David Roberson
While in his first year of medical school at the Technion in Haifa, Israel, David Roberson learned that his mother and stepfather had been critically injured in an airplane crash. On his flight back to the States, not sure if they would be alive when he arrived, he began to experience an extreme pain in his lower back. It was a kidney stone, and a urologist on board gave David the option of asking for an emergency landing, or passing the stone onboard the flight without pain medicine. David spent the next ten hours passing the stone in the worst pain imaginable. Even before he witnessed his parents’ long and difficult recovery from spinal trauma, then, he had a very personal interest in learning everything he could about the mechanism and treatment of pain.
“The cost of chronic pain in the US is over $600 billion every year,” David says. “That’s more than the cost of cancer, heart disease, and diabetes combined. But the treatments currently available are largely ineffective for most people.
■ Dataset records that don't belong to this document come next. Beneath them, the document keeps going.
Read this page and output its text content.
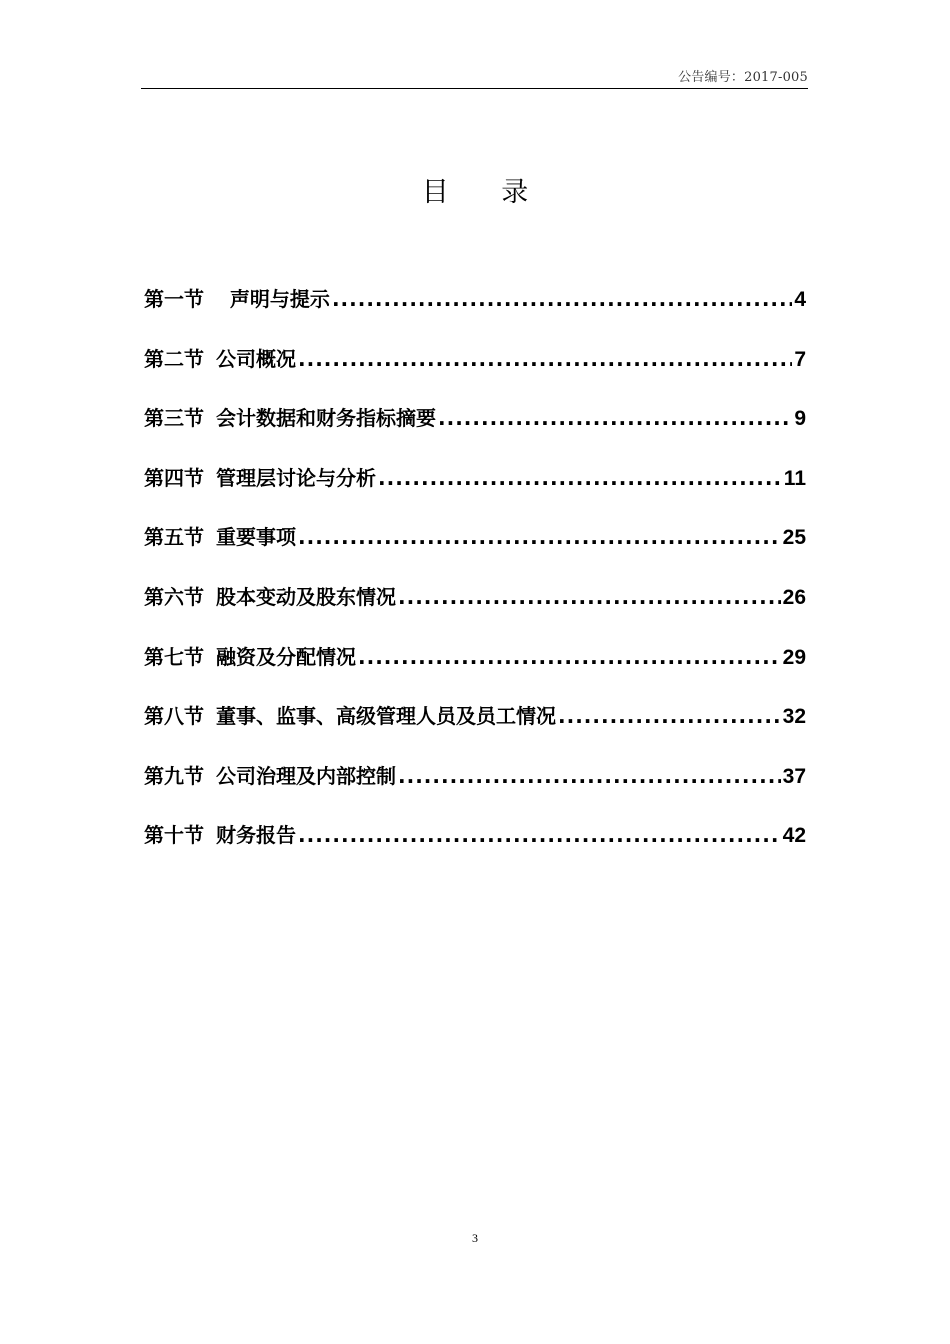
公告编号：2017-005
目 录
第一节 声明与提示 .....	4
第二节 公司概况 .....	7
第三节 会计数据和财务指标摘要 .....	9
第四节 管理层讨论与分析 .....	11
第五节 重要事项 .....	25
第六节 股本变动及股东情况 .....	26
第七节 融资及分配情况 .....	29
第八节 董事、监事、高级管理人员及员工情况 .....	32
第九节 公司治理及内部控制 .....	37
第十节 财务报告 .....	42
3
And the opioid drugs that work well for some can also cause devastating addiction.”
As a PhD student in Clifford Woolf’s lab at Boston Children’s Hosptial, David is investigating a method for blocking pain signals using a combination of lidocaine and capsaicin, the “hot” ingredient in chili peppers. Both pain and itch are signaled by the same bundles of nerve fibers, and David is currently building on the lab’s previous work by advancing the treatment of chronic itch, a condition often just as miserable as chronic pain. In the process, David has settled a century-old debate, by demonstrating that the nerves responsible for pain and itch are actually distinct from each other. Now, he is at work on therapies targeting the itch nerves specifically. After finishing his medical training and his PhD in neuroscience, David plans to continue developing novel therapies for nervous system disease and injury.